I'm in the process of testing the lens myself, and I am seeing a lot of similar things to Zach. The lens actually has beautiful color rendition and very nice bokeh, but sharpness (surprisingly), isn't all that fabulous.

I'm very interested in putting the lens head to head with the Tamron G2 version.


----------



## bsbeamer (Jul 31, 2017)

I have the Tamron G1 and was looking at this Sigma before the Tamron G2 was announced. Ultimately, I'd much rather have a Canon 24-70 F2.8 with IS/VC/OS, but been waiting for that for way too long...


----------



## -1 (Jul 31, 2017)

Seems to be softer on the top than the Canon but with OS. Are your hands steady?

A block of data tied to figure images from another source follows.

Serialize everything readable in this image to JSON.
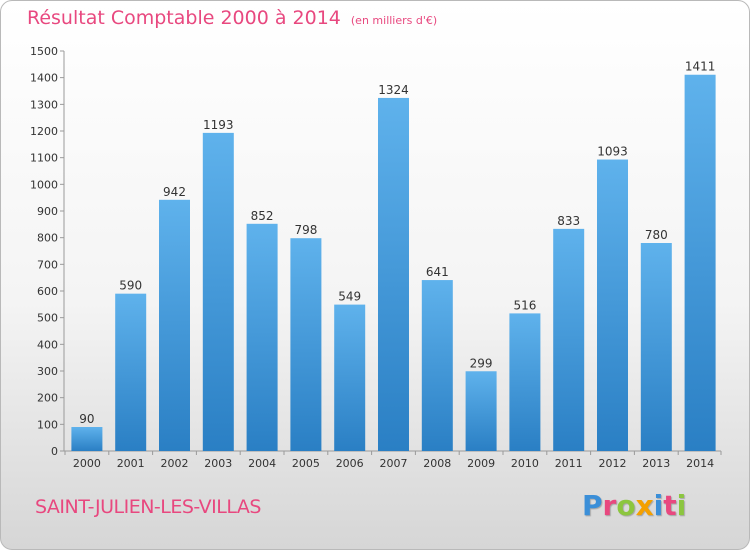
{
  "header": {
    "title": "Résultat Comptable 2000 à 2014",
    "subtitle": "(en milliers d'€)"
  },
  "footer": {
    "location": "SAINT-JULIEN-LES-VILLAS",
    "logo_text": "Proxiti",
    "logo_colors": [
      "#3b8fd8",
      "#e8487f",
      "#8cc63f",
      "#f4a000",
      "#3b8fd8",
      "#e8487f",
      "#8cc63f"
    ]
  },
  "colors": {
    "bar_top": "#5fb2ec",
    "bar_bottom": "#2a7fc4",
    "accent": "#e8487f"
  },
  "chart_data": {
    "type": "bar",
    "title": "Résultat Comptable 2000 à 2014",
    "subtitle": "(en milliers d'€)",
    "xlabel": "",
    "ylabel": "",
    "categories": [
      "2000",
      "2001",
      "2002",
      "2003",
      "2004",
      "2005",
      "2006",
      "2007",
      "2008",
      "2009",
      "2010",
      "2011",
      "2012",
      "2013",
      "2014"
    ],
    "values": [
      90,
      590,
      942,
      1193,
      852,
      798,
      549,
      1324,
      641,
      299,
      516,
      833,
      1093,
      780,
      1411
    ],
    "ylim": [
      0,
      1500
    ],
    "yticks": [
      0,
      100,
      200,
      300,
      400,
      500,
      600,
      700,
      800,
      900,
      1000,
      1100,
      1200,
      1300,
      1400,
      1500
    ],
    "grid": false,
    "data_labels": true
  }
}
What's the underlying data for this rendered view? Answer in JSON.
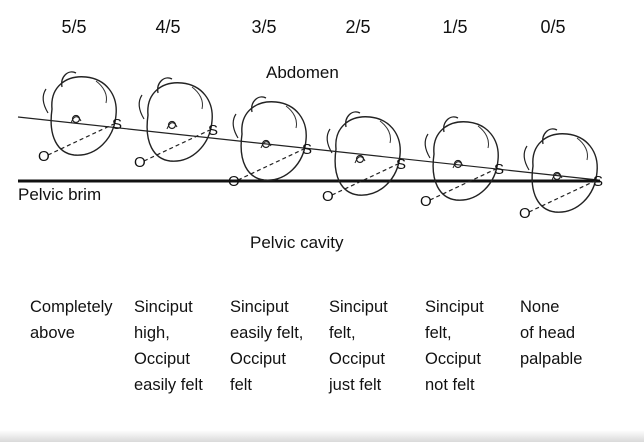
{
  "fractions": [
    "5/5",
    "4/5",
    "3/5",
    "2/5",
    "1/5",
    "0/5"
  ],
  "labels": {
    "abdomen": "Abdomen",
    "pelvic_brim": "Pelvic brim",
    "pelvic_cavity": "Pelvic cavity"
  },
  "point_labels": {
    "occiput": "O",
    "sinciput": "S"
  },
  "descriptions": [
    [
      "Completely",
      "above"
    ],
    [
      "Sinciput",
      "high,",
      "Occiput",
      "easily felt"
    ],
    [
      "Sinciput",
      "easily felt,",
      "Occiput",
      "felt"
    ],
    [
      "Sinciput",
      "felt,",
      "Occiput",
      "just felt"
    ],
    [
      "Sinciput",
      "felt,",
      "Occiput",
      "not felt"
    ],
    [
      "None",
      "of head",
      "palpable"
    ]
  ]
}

Images linked from LensRentals.com . Sorry 'bout the scaling...


----------



## aceflibble (Jul 31, 2017)

First up, holy hell does that writer abuse commas like there's no tomorrow. Somebody needs to get a copy editor, pronto.

Second, this is all about what you should expect. Third-party zooms with additional features (in this instance, IS) are almost always a touch softer than simpler first-party equivalents. As it is, you can look at this either as swapping a little image quality for IS when compared to the Canon f/2.8 version, or simply gaining a stop with no trade compared to the Canon f/4 IS.
In real-world use I've not noticed the end results being any worse with the Sigma; test targets and MTF charts don't tell you as much as simply using a lens does. That said, I've not spent a huge amount of time with it and as a prime user predominantly I am unlikely to buy one, but I'll happily keep renting one when required.


----------



## SecureGSM (Jul 31, 2017)

Dustin, 

Would you please pay attention to the CA levels as you evaluate the Sigma lens.
Zach found the lens CA free whilst I see aweful lot of CA in DPReview provided lens sample RAW files at 24mm end. LensTip also found CA levels of the lens to be out of control and worse than average.
please see images attached.

#1 image - carefully corrected for CA and jpg rendered RAW file.
#2 image - crop of the original RAW file, no CA correction was applied.



TWI by Dustin Abbott said:


> I'm in the process of testing the lens myself, and I am seeing a lot of similar things to Zach. The lens actually has beautiful color rendition and very nice bokeh, but sharpness (surprisingly), isn't all that fabulous.
> 
> I'm very interested in putting the lens head to head with the Tamron G2 version.


----------



## hmatthes (Jul 31, 2017)

Cameras are replaced every few years but *great glass is forever.* I'm still using two Canon "L" lenses that are more than 20 years old. The others were replaced when better versions were worth it.
Ouch, my 24~70/2.8L-II was pricy but I don't need IS in these focal lengths AND it may be the best lens I've ever used. It is always attached to the camera in my hands.
Third party lenses are often very good and, in my mind, make sense for those rarely used focal lengths. For a main lens, those savings may be false economy.
*24~70 is bread and butter... *I sold a wonderful 24-105/4.0L IS to upgrade to the Canon 24-70/2.8L


----------



## Mt Spokane Photography (Jul 31, 2017)

hmatthes said:


> Cameras are replaced every few years but *great glass is forever.* I'm still using two Canon "L" lenses that are more than 20 years old. The others were replaced when better versions were worth it.
> Ouch, my 24~70/2.8L-II was pricy but I don't need IS in these focal lengths AND it may be the best lens I've ever used. It is always attached to the camera in my hands.
> Third party lenses are often very good and, in my mind, make sense for those rarely used focal lengths. For a main lens, those savings may be false economy.
> *24~70 is bread and butter... *I sold a wonderful 24-105/4.0L IS to upgrade to the Canon 24-70/2.8L



Try using some of the 20 year old Sigma lenses. I had 5 of them, they became paperweights when Canon DSLR's came out. I hear that someone has hacked the chip in them 20 years too late, mine are long gone.


----------



## Jopa (Jul 31, 2017)

hmatthes said:


> Cameras are replaced every few years but *great glass is forever.*



So true!



Mt Spokane Photography said:


> Try using some of the 20 year old Sigma lenses. I had 5 of them, they became paperweights when Canon DSLR's came out.



You still can MF them, especially on a mirrorless body


----------



## AJ (Jul 31, 2017)

Jopa said:


> Mt Spokane Photography said:
> 
> 
> > Try using some of the 20 year old Sigma lenses. I had 5 of them, they became paperweights when Canon DSLR's came out.
> ...


Unlike Canon FD which doesn't even mount


----------



## IglooEater (Aug 1, 2017)

AJ said:


> Jopa said:
> 
> 
> > Mt Spokane Photography said:
> ...



They will mount on a mirrorless. (With the correct adaptor) Canon at the time of the switch produced an FD to ef adaptor with the optical conversion built in. Apparently there is not enough demand to warrant that any more... Wonder why- it's not as if optics have progressed any in the last 40 years. :


----------